Tag der offenen Tür an der Kinderklinik
Unbekümmert das Schöne sehen

Ahlen -

30 Jahre Kinderklinik und zehn Jahre Förderverein – diese beiden runden Geburtstage wurden am Sonntag mit vielen Gästen, bunten Aktionen und vor allem den Klinikclowns gefeiert.

Montag, 25.08.2014, 15:08 Uhr

Die Klinikclowns Lisette und Mozzarella trieben mit den kleinen Besuchern ihre Späße. Und ließen sich natürlich gerne auf die Wippe locken, um mit den Kindern zu spielen.
Die Klinikclowns Lisette und Mozzarella trieben mit den kleinen Besuchern ihre Späße. Und ließen sich natürlich gerne auf die Wippe locken, um mit den Kindern zu spielen. Foto: Ralf Steinhorst

Mit einem Tag der offenen Tür hat die Kinderklinik ihr 30-jähriges Bestehen gefeiert. Und für den Förderverein der Kinderklinik war das der Anlass, sein zehnjähriges Jubiläum zu begehen. Der Tag der offenen Tür erfreute sich eines großen Besucherandrangs.

Bevor die Tore für die Besucher geöffnet wurden, feierten Vertreter des St.-Franziskus-Hospitals, Mitarbeiter der Kinderklinik und Vertreter des Fördervereins in der Kapelle des Krankenhauses einen Wortgottesdienst, um die runden Geburtstage zu würdigen. Dieser stand unter dem Thema „Was die Großen von den Kleinen lernen können“. Kinderklinik-Chefarzt Dr. Carsten Krüger wies darauf hin, dass Kinder mit Unbekümmertheit das Schöne im Leben sehen. Diese Erkenntnis sollte die Mitarbeiter der Kinderklinik bei ihrer Arbeit mit den Kindern leiten.

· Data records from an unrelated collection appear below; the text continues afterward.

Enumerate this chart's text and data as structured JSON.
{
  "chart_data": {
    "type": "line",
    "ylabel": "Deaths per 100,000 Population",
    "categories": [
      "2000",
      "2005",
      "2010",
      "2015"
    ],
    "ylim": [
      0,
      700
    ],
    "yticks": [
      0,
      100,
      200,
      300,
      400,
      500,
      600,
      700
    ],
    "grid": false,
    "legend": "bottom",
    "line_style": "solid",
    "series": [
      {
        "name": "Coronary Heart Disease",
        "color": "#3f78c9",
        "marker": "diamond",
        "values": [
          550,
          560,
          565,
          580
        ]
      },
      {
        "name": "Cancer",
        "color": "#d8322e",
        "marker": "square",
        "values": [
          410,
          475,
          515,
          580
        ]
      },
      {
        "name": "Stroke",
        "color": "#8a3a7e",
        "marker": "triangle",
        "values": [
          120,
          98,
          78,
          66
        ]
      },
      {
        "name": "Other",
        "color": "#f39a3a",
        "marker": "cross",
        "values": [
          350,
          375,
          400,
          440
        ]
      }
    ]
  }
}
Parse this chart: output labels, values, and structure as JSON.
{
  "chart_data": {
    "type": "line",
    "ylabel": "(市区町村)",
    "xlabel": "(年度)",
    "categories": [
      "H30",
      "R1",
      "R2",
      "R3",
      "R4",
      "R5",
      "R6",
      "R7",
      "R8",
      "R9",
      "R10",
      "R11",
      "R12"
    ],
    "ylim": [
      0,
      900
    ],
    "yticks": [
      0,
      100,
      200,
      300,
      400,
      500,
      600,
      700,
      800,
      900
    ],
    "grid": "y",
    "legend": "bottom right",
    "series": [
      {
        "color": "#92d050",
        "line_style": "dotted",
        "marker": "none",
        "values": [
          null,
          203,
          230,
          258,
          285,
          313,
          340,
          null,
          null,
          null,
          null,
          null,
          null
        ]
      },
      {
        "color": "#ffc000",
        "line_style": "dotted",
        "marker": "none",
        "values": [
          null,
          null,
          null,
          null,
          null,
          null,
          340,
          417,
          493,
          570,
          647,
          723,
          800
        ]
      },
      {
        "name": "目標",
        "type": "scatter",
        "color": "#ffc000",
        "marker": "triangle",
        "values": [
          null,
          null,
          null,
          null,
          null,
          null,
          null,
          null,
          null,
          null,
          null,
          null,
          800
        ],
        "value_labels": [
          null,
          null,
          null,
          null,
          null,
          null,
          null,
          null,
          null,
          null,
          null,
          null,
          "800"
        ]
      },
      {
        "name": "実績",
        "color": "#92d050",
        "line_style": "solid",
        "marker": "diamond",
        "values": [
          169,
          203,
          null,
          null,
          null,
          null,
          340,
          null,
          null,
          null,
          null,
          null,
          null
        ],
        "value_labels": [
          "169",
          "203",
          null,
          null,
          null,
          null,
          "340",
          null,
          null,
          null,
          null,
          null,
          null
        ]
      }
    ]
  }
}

Einen Gutschein für Spielzeug, hübsch verpackt in einem großen Luftballon, überbrachte Bürgermeister Benedikt Ruhmöller. Er betonte, dass es für Kinder ein schweres Schicksal sein kann, eine Krankheit zu erleiden. „Ich bin dankbar dafür, dass man hier versucht, den Kindern das Kindsein zu bewahren“, dankte der Bürgermeister den Mitarbeitern der Kinderklinik. Er dankte aber auch dem Förderverein, der die kleinen Patienten durch die Klinikclowns lachen lässt.

Verwaltungsdirektor Winfried Mertens betonte, dass Kinder ein tiefgehendes Vertrauen haben, das in der Kinderklinik nicht enttäuscht werden dürfe.

Dementsprechend standen beim Tag der offenen Tür die Mädchen und Jungen im Vordergrund. Die Klinikclowns Lisette und Mozzarella trieben mit den Kindern ihre Späße. Aber auch der Kinderanimateur Heiner Rusche war eine der begehrten Attraktionen.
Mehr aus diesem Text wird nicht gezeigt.